Specs are full of team-generated decisions with documented rationale, but the product owner hasn't validated most of them. The team feels confident; the risk is invisible until a significant call turns out wrong.

#### What to do

This signal is about protecting the review cadence. Make the accumulated unconfirmed decisions visible, and establish a confirmation rhythm. Batch them into stakeholder sessions before the pile grows.

### 08. One strategy for everything (Strategy fit)

The team found a groove and stopped choosing between Definition Strategies. Every feature gets the same treatment regardless of uncertainty, precision, or how costly rework would be.

#### What you're seeing

The team doesn't discuss how much definition a feature needs because the answer is always the same.
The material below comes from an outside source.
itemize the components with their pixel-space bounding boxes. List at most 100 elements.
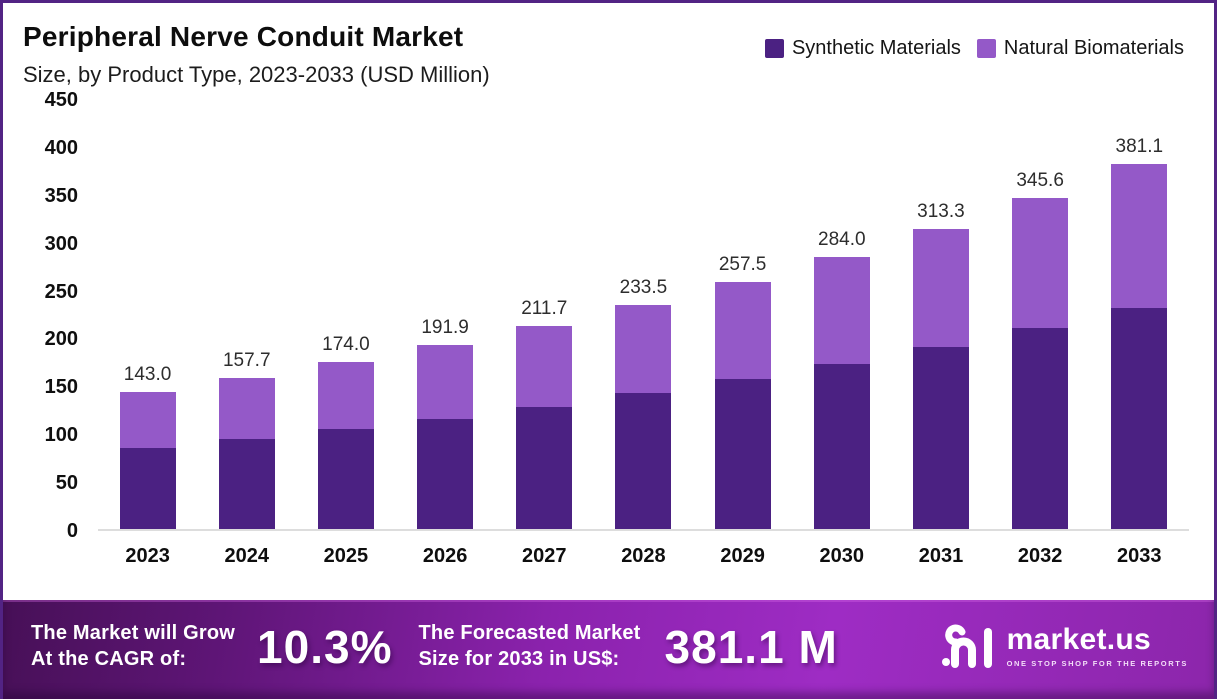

This works until it hits something hard to unwind, such as an integration contract, a data model decision, or a UX pattern that anchors stakeholder expectations.

#### What to do

Make choosing a Definition Strategy a deliberate step when definition work begins on a Backlog Item. Ask what is uncertain, how precise the target needs to be, and how expensive it would be to reverse course after building. Different features should produce different answers.

### 09. Velocity isn't stabilizing (Systemic)

The team has been running for several iterations, but throughput is either flat or erratic. Velocity should increase as the Knowledge Base matures, agent alignment improves, and the team finds its rhythm. If that's not happening, something structural is off.

#### What you're seeing

Work regularly takes more than one iteration end-to-end. The team doesn't feel faster than it did three weeks ago. Items that should be routine still require heavy definition investment. Knowledge Base and agent-alignment investments aren't paying off.

#### What to do

This is a systemic signal: work through the earlier ones first to localize the cause. Common culprits: work items that don't fit inside a single iteration, a Definition Strategy creating precision blockers (signal 8), or Knowledge Base and agent-alignment investments that haven't started paying off (signal 4). If work items don't fit, break them down. If earlier signals all check out, recalibrate how much specification each piece of work needs.